Limping through the books this year

Reddit, Fantasy Baseball and U.S Trip planning have combined to make this my worst year for reading books in a long time. But I’ve been really happy with the ones I’ve finished – this lot were done by March, and then a stressful work computer room move from Southbank to Docklands happened and before I knew it, May was over.

 

The Knausgaard book A Death in the Family was an easy, never-boring read, and thankfully I didn’t feel I needed to finish all 3600 pages of the 6 volume set to sense the mastery and confidence, and enjoy the density and detail. Like Proust, there’s every chance I’ll go back and finish it oneday. 4 stars.

The Diary of a Bookseller (Shaun Bythell) was a book Kim bought me, and having read a few of these over the years, I expected a slog, but he keeps it very fresh, making outrageous but amiable jokes about his part time staff, and some of the deadbeat customers he deals with in a small bookish town in Scotland. It was pretty funny and quite a success I thought. 4 stars.

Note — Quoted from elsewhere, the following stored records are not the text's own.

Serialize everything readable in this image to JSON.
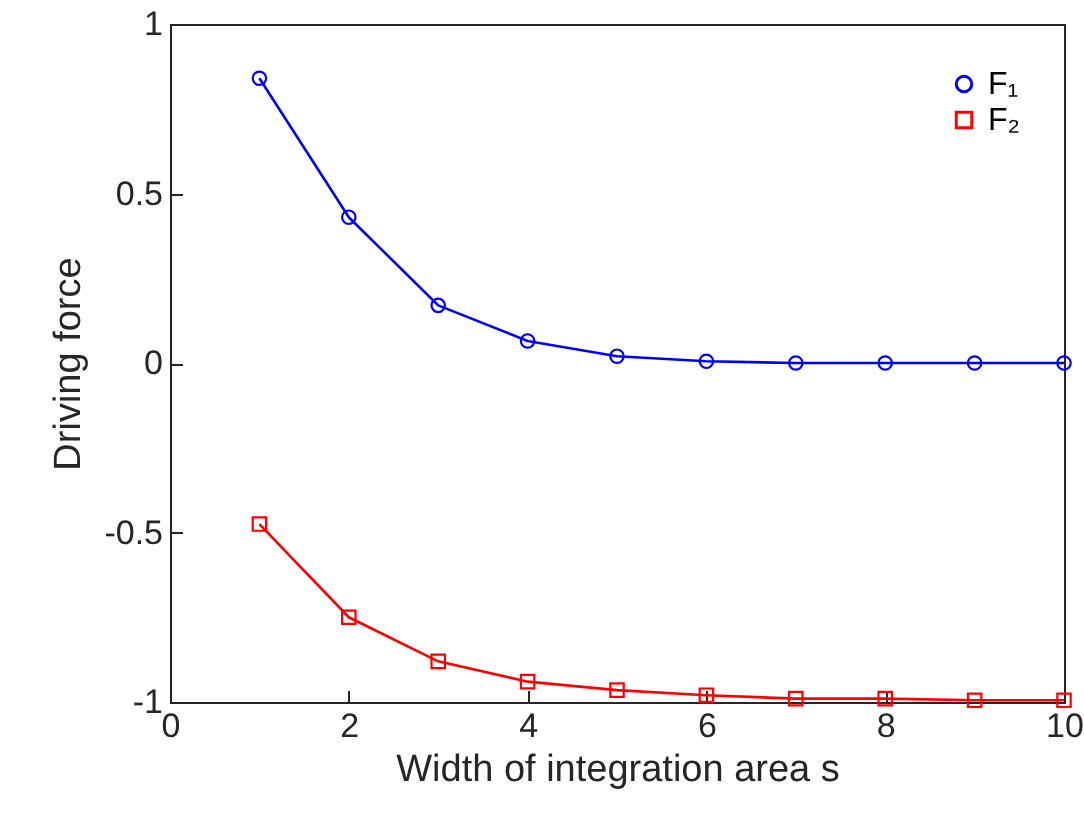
{
  "chart_data": {
    "type": "line",
    "xlabel": "Width of integration area s",
    "ylabel": "Driving force",
    "x": [
      1,
      2,
      3,
      4,
      5,
      6,
      7,
      8,
      9,
      10
    ],
    "series": [
      {
        "name": "F₁",
        "color": "#0000ff",
        "marker": "circle",
        "values": [
          0.84,
          0.43,
          0.17,
          0.065,
          0.02,
          0.005,
          0,
          0,
          0,
          0
        ]
      },
      {
        "name": "F₂",
        "color": "#ff0000",
        "marker": "square",
        "values": [
          -0.475,
          -0.75,
          -0.88,
          -0.94,
          -0.965,
          -0.98,
          -0.99,
          -0.99,
          -0.995,
          -0.995
        ]
      }
    ],
    "xlim": [
      0,
      10
    ],
    "xticks": [
      0,
      2,
      4,
      6,
      8,
      10
    ],
    "ylim": [
      -1,
      1
    ],
    "yticks": [
      -1,
      -0.5,
      0,
      0.5,
      1
    ],
    "legend": "top right",
    "grid": false
  }
}
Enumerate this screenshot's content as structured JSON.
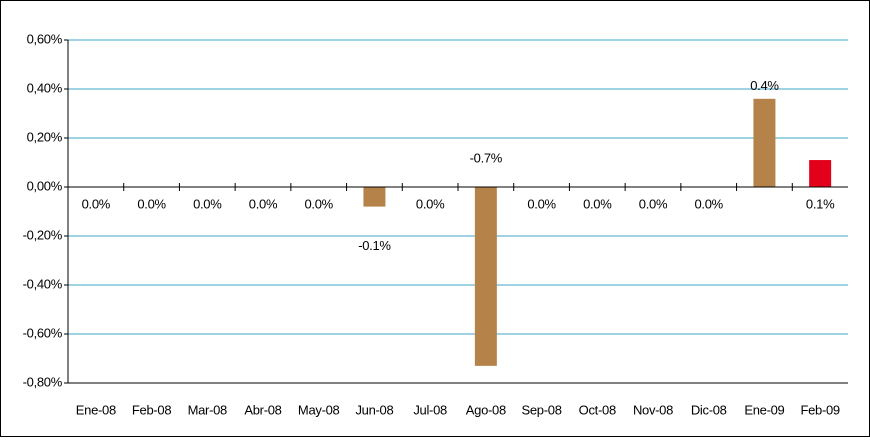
{
  "chart_data": {
    "type": "bar",
    "categories": [
      "Ene-08",
      "Feb-08",
      "Mar-08",
      "Abr-08",
      "May-08",
      "Jun-08",
      "Jul-08",
      "Ago-08",
      "Sep-08",
      "Oct-08",
      "Nov-08",
      "Dic-08",
      "Ene-09",
      "Feb-09"
    ],
    "values": [
      0,
      0,
      0,
      0,
      0,
      -0.08,
      0,
      -0.73,
      0,
      0,
      0,
      0,
      0.36,
      0.11
    ],
    "value_labels": [
      "0.0%",
      "0.0%",
      "0.0%",
      "0.0%",
      "0.0%",
      "-0.1%",
      "0.0%",
      "-0.7%",
      "0.0%",
      "0.0%",
      "0.0%",
      "0.0%",
      "0.4%",
      "0.1%"
    ],
    "colors": [
      "#b5834a",
      "#b5834a",
      "#b5834a",
      "#b5834a",
      "#b5834a",
      "#b5834a",
      "#b5834a",
      "#b5834a",
      "#b5834a",
      "#b5834a",
      "#b5834a",
      "#b5834a",
      "#b5834a",
      "#e3001b"
    ],
    "ylim": [
      -0.8,
      0.6
    ],
    "yticks": [
      {
        "value": -0.8,
        "label": "-0,80%"
      },
      {
        "value": -0.6,
        "label": "-0,60%"
      },
      {
        "value": -0.4,
        "label": "-0,40%"
      },
      {
        "value": -0.2,
        "label": "-0,20%"
      },
      {
        "value": 0,
        "label": "0,00%"
      },
      {
        "value": 0.2,
        "label": "0,20%"
      },
      {
        "value": 0.4,
        "label": "0,40%"
      },
      {
        "value": 0.6,
        "label": "0,60%"
      }
    ],
    "grid": true
  }
}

A few years ago, I became enamoured with the idea we’d catch a freighter ship from Perth to London to get to Europe in the shortest time for a long non-flying holiday, but it never happened, however my subconscious may have kicked in at the 3MBS Book Fair, and I decided to read about it instead. And it was very revealing, in a sad Oh-boy-the-lives-people-are-forced-to-live kind of way. There are some wistful interviews with outgoing sea captains who bemoan the introduction of automated container loading (boats are now in port a number of hours, not days so workers get few breaks), and who feel the highly paid skilled folk are being forced out by computing and super cheap 3rd world labour, in an industry more opaque than any other. It was a terrific read, and I’m full of admiration for the writer Rose George (Deep Sea and Foreign Going), whose fastidious research shines through. Some of the Somalian pirate section was surprisingly tense. Highly recommended  – 5 stars.

Finally, I thought I’d have a dig through Melbournian David Nicholls’ “Dig – Australian Rock and Pop Music 1960-1985” which had been sitting around awhile. Really well researched also, and although I didn’t read it cover to cover (mostly the second half), I thoroughly enjoyed it. He’s only a few years older than me, but has industry contacts and musical insights I could only dream of. One day I’d like to meet the Jacana man, whose Distant Violins fanzines I once bought and whose 3RRR radio shows introduced me to The Fall and lofi-pop. I even bought a copy of Dig for a mate. Onya David! 4 stars.